President Claudia Sheinbaum said Tuesday that she asked United States President Joe Biden to provide all U.S. government information about the arrest in the U.S. earlier this year of alleged Sinaloa Cartel leader Ismael “El Mayo” Zambada.
Sheinbaum made the request to Biden during their bilateral meeting on the sidelines of the G20 Summit in Rio de Janeiro, Brazil, on Monday.
“I raised this issue, which has been difficult in the [bilateral] relationship,” she told Mexican broadcaster N+ at the airport in Rio before she boarded a flight to São Paulo to connect to an Aeroméxico flight to Mexico City.
Sheinbaum said she asked Biden for “all possible information” about the arrest of Zambada at an airport near El Paso, Texas, in July, so that the Mexican government can also “evaluate” it.
“I just told him that it would be very important for Mexico to have all the information,” she said before agreeing with a reporter that the U.S. president was “receptive” to the request.
The Mexican government has claimed that the United States government hasn’t been completely transparent about the arrest of Zambada and the events leading up to it.
Zambada claims he was kidnapped in Culiacán, Sinaloa, by Joaquín Guzmán López, a son of convicted drug lord Joaquín “El Chapo” Guzmán Loera, and forced onto a private plane that took him to the Doña Ana County International Jetport in New Mexico.
Guzmán López, an alleged leader of the “Los Chapitos” faction of the Sinaloa Cartel, traveled to the United States on the same plane and was also arrested in New Mexico.
Former president Andrés Manuel López Obrador claimed in September that United States authorities negotiated with Guzmán López to arrange the delivery of Zambada to U.S. law enforcement.
He said it was “completely irregular” and “illegal” that a person was “kidnapped via an agreement and taken to the United States.”

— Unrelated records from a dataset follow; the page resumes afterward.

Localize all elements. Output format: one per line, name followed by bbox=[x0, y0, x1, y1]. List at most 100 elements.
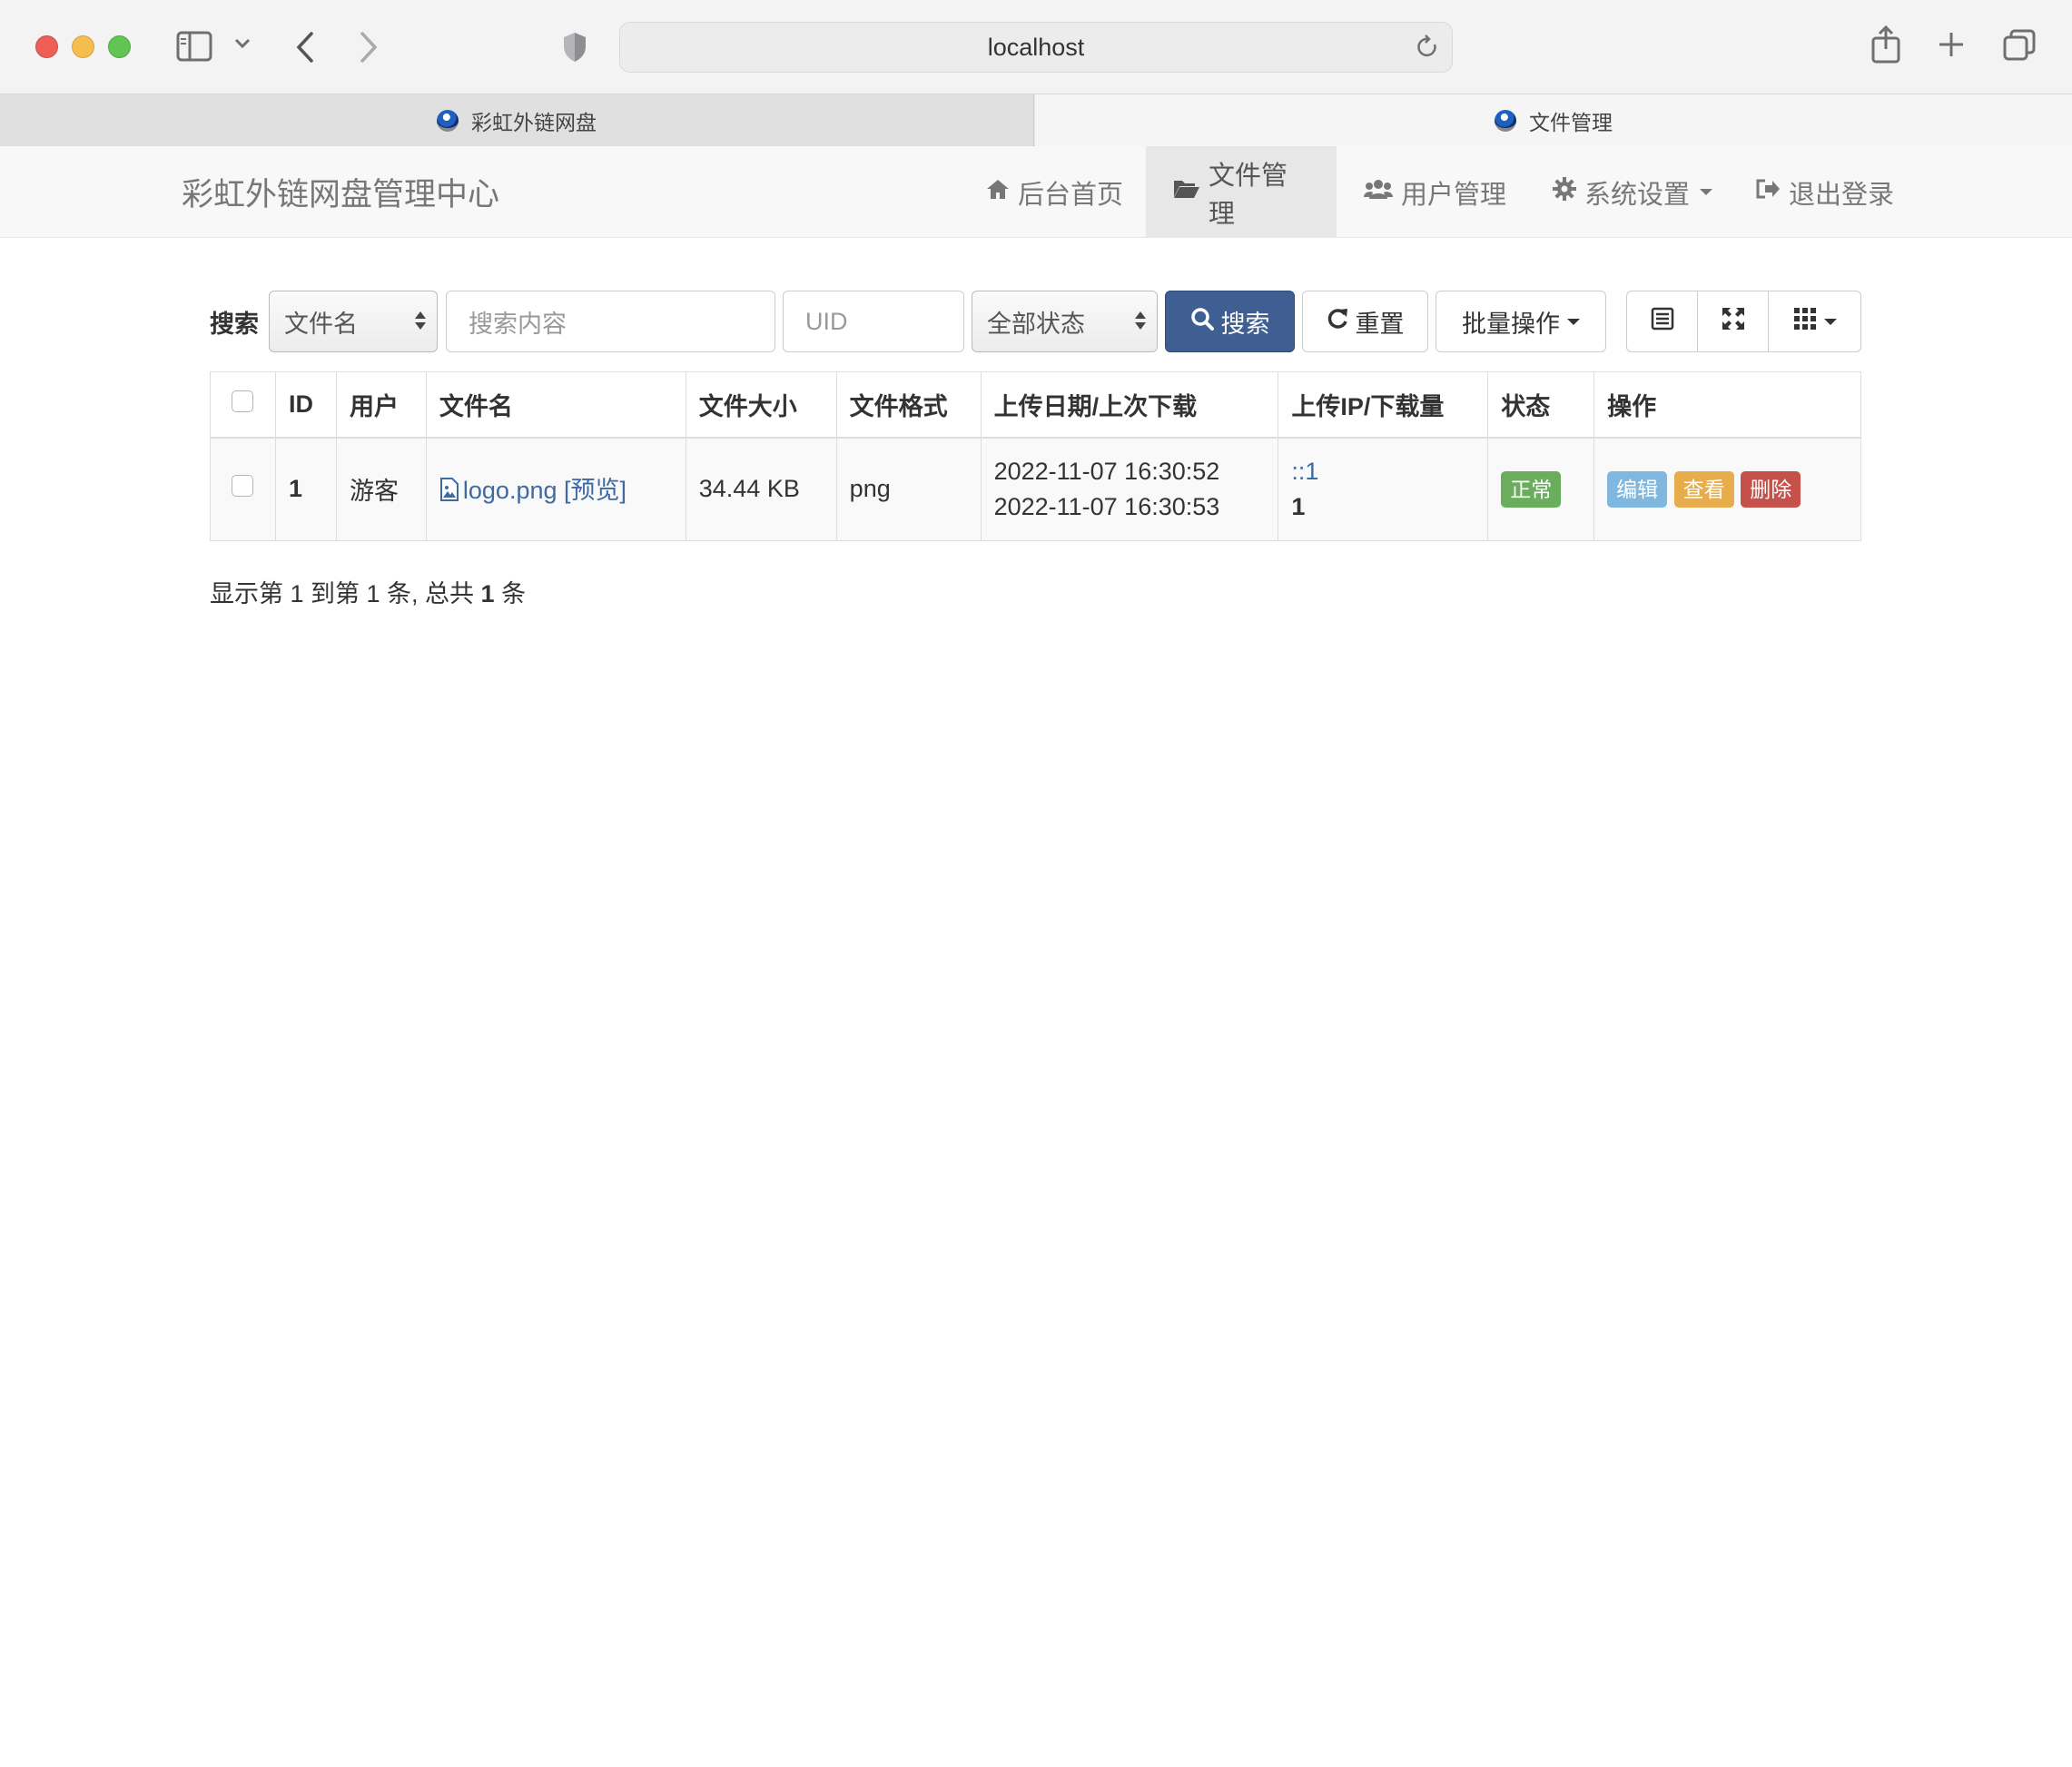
search-button[interactable]: 搜索 bbox=[1165, 291, 1295, 352]
upload-date: 2022-11-07 16:30:52 bbox=[993, 457, 1220, 485]
cell-size: 34.44 KB bbox=[685, 437, 837, 541]
browser-tab-1[interactable]: 彩虹外链网盘 bbox=[0, 94, 1034, 146]
caret-down-icon bbox=[1567, 318, 1580, 325]
table-header-row: ID 用户 文件名 文件大小 文件格式 上传日期/上次下载 上传IP/下载量 状… bbox=[210, 371, 1861, 439]
tab-title: 彩虹外链网盘 bbox=[471, 110, 597, 134]
column-header-id[interactable]: ID bbox=[274, 371, 337, 439]
url-text: localhost bbox=[987, 33, 1085, 61]
cell-filename: logo.png [预览] bbox=[425, 437, 686, 541]
search-icon bbox=[1190, 307, 1214, 337]
close-window-button[interactable] bbox=[35, 35, 58, 58]
column-header-ip-downloads[interactable]: 上传IP/下载量 bbox=[1278, 371, 1489, 439]
privacy-shield-icon[interactable] bbox=[562, 31, 587, 64]
nav-label: 文件管理 bbox=[1209, 161, 1288, 229]
filename-link[interactable]: logo.png bbox=[463, 477, 557, 504]
forward-arrow-icon[interactable] bbox=[358, 31, 380, 64]
cell-dates: 2022-11-07 16:30:52 2022-11-07 16:30:53 bbox=[980, 437, 1279, 541]
share-icon[interactable] bbox=[1870, 25, 1901, 64]
fullscreen-button[interactable] bbox=[1697, 291, 1769, 352]
chevron-down-icon[interactable] bbox=[234, 38, 251, 49]
nav-dashboard[interactable]: 后台首页 bbox=[959, 146, 1150, 238]
toggle-view-button[interactable] bbox=[1626, 291, 1698, 352]
tab-overview-icon[interactable] bbox=[2003, 29, 2036, 62]
folder-open-icon bbox=[1173, 177, 1200, 207]
browser-tab-2[interactable]: 文件管理 bbox=[1035, 94, 2072, 146]
select-arrows-icon bbox=[415, 311, 426, 330]
fullscreen-icon bbox=[1721, 306, 1746, 338]
tab-title: 文件管理 bbox=[1529, 110, 1613, 134]
batch-actions-button[interactable]: 批量操作 bbox=[1436, 291, 1606, 352]
row-select-cell bbox=[210, 437, 276, 541]
columns-toggle-button[interactable] bbox=[1768, 291, 1861, 352]
users-icon bbox=[1364, 177, 1393, 207]
search-label: 搜索 bbox=[210, 310, 259, 338]
image-file-icon bbox=[439, 478, 459, 508]
browser-toolbar: localhost bbox=[0, 0, 2072, 94]
column-header-format[interactable]: 文件格式 bbox=[835, 371, 982, 439]
app-navbar: 彩虹外链网盘管理中心 后台首页 文件管理 用户管理 系统设置 退出登录 bbox=[0, 146, 2072, 238]
caret-down-icon bbox=[1700, 189, 1713, 195]
reset-button[interactable]: 重置 bbox=[1302, 291, 1428, 352]
uid-input[interactable]: UID bbox=[783, 291, 964, 352]
search-button-label: 搜索 bbox=[1220, 310, 1270, 338]
reload-icon[interactable] bbox=[1416, 34, 1439, 67]
select-all-cell bbox=[210, 371, 276, 439]
search-keyword-input[interactable]: 搜索内容 bbox=[446, 291, 775, 352]
brand-title[interactable]: 彩虹外链网盘管理中心 bbox=[182, 146, 499, 238]
column-header-size[interactable]: 文件大小 bbox=[685, 371, 837, 439]
column-header-user[interactable]: 用户 bbox=[335, 371, 427, 439]
home-icon bbox=[986, 177, 1010, 207]
pagination-total: 1 bbox=[480, 580, 495, 607]
select-arrows-icon bbox=[1135, 311, 1146, 330]
cell-actions: 编辑 查看 删除 bbox=[1593, 437, 1861, 541]
upload-ip-link[interactable]: ::1 bbox=[1291, 458, 1475, 486]
minimize-window-button[interactable] bbox=[72, 35, 94, 58]
column-header-dates[interactable]: 上传日期/上次下载 bbox=[980, 371, 1279, 439]
select-value: 文件名 bbox=[284, 310, 358, 338]
nav-file-management[interactable]: 文件管理 bbox=[1146, 146, 1337, 238]
column-header-actions: 操作 bbox=[1593, 371, 1861, 439]
file-table: ID 用户 文件名 文件大小 文件格式 上传日期/上次下载 上传IP/下载量 状… bbox=[210, 371, 1861, 541]
nav-label: 系统设置 bbox=[1584, 180, 1691, 210]
row-checkbox[interactable] bbox=[232, 475, 254, 498]
search-field-select[interactable]: 文件名 bbox=[269, 291, 438, 352]
edit-button[interactable]: 编辑 bbox=[1607, 470, 1668, 508]
nav-system-settings[interactable]: 系统设置 bbox=[1525, 146, 1740, 238]
zoom-window-button[interactable] bbox=[108, 35, 131, 58]
nav-logout[interactable]: 退出登录 bbox=[1728, 146, 1921, 238]
address-bar[interactable]: localhost bbox=[619, 22, 1453, 73]
pagination-prefix: 显示第 1 到第 1 条, 总共 bbox=[210, 580, 481, 607]
cell-status: 正常 bbox=[1487, 437, 1595, 541]
new-tab-plus-icon[interactable] bbox=[1938, 31, 1965, 58]
keyword-placeholder: 搜索内容 bbox=[469, 310, 567, 338]
pagination-suffix: 条 bbox=[494, 580, 527, 607]
nav-label: 后台首页 bbox=[1018, 180, 1124, 210]
reset-button-label: 重置 bbox=[1355, 310, 1405, 338]
list-view-icon bbox=[1651, 307, 1674, 337]
nav-label: 退出登录 bbox=[1789, 180, 1895, 210]
cell-user: 游客 bbox=[335, 437, 427, 541]
back-arrow-icon[interactable] bbox=[294, 31, 316, 64]
gear-icon bbox=[1553, 176, 1576, 208]
status-select[interactable]: 全部状态 bbox=[972, 291, 1158, 352]
nav-label: 用户管理 bbox=[1401, 180, 1507, 210]
table-row: 1 游客 logo.png [预览] 34.44 KB png 2022-11-… bbox=[210, 437, 1861, 541]
delete-button[interactable]: 删除 bbox=[1741, 470, 1801, 508]
column-header-filename[interactable]: 文件名 bbox=[425, 371, 686, 439]
cell-format: png bbox=[835, 437, 982, 541]
view-button[interactable]: 查看 bbox=[1673, 470, 1734, 508]
pagination-info: 显示第 1 到第 1 条, 总共 1 条 bbox=[210, 574, 526, 609]
sidebar-toggle-icon[interactable] bbox=[176, 31, 212, 62]
status-badge: 正常 bbox=[1501, 470, 1562, 508]
cell-ip-downloads: ::1 1 bbox=[1278, 437, 1489, 541]
batch-button-label: 批量操作 bbox=[1462, 310, 1560, 338]
refresh-icon bbox=[1327, 307, 1348, 337]
tab-bar: 彩虹外链网盘 文件管理 bbox=[0, 94, 2072, 146]
favicon-icon bbox=[437, 109, 459, 132]
preview-link[interactable]: [预览] bbox=[564, 477, 627, 504]
nav-user-management[interactable]: 用户管理 bbox=[1337, 146, 1534, 238]
column-header-status[interactable]: 状态 bbox=[1487, 371, 1595, 439]
uid-placeholder: UID bbox=[805, 307, 848, 335]
select-all-checkbox[interactable] bbox=[232, 390, 254, 412]
last-download-date: 2022-11-07 16:30:53 bbox=[993, 492, 1220, 520]
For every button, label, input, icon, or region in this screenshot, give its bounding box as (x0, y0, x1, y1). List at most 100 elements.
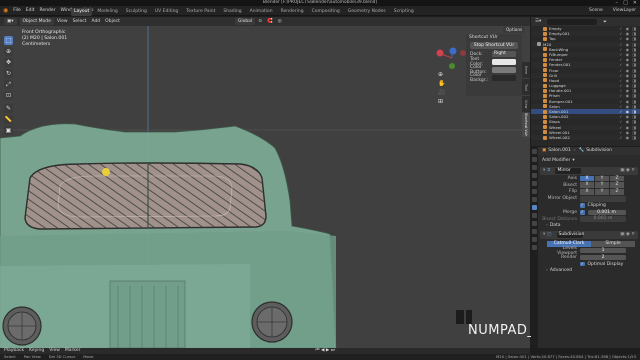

López Obrador also said that the United States was partially responsible for Sinaloa Cartel infighting that erupted after the arrest of El Mayo.
The U.S. government has denied any involvement in the capture of Zambada, who pleaded not guilty to drug trafficking charges during a brief appearance in a New York City courthouse in September.
Guzmán López pleaded not guilty to drug trafficking and other U.S. charges in Chicago on July 30, five days after his arrest in New Mexico.
He, his brother Ovidio Guzmán López, and Zambada all remain in U.S. custody as they await future court appearances.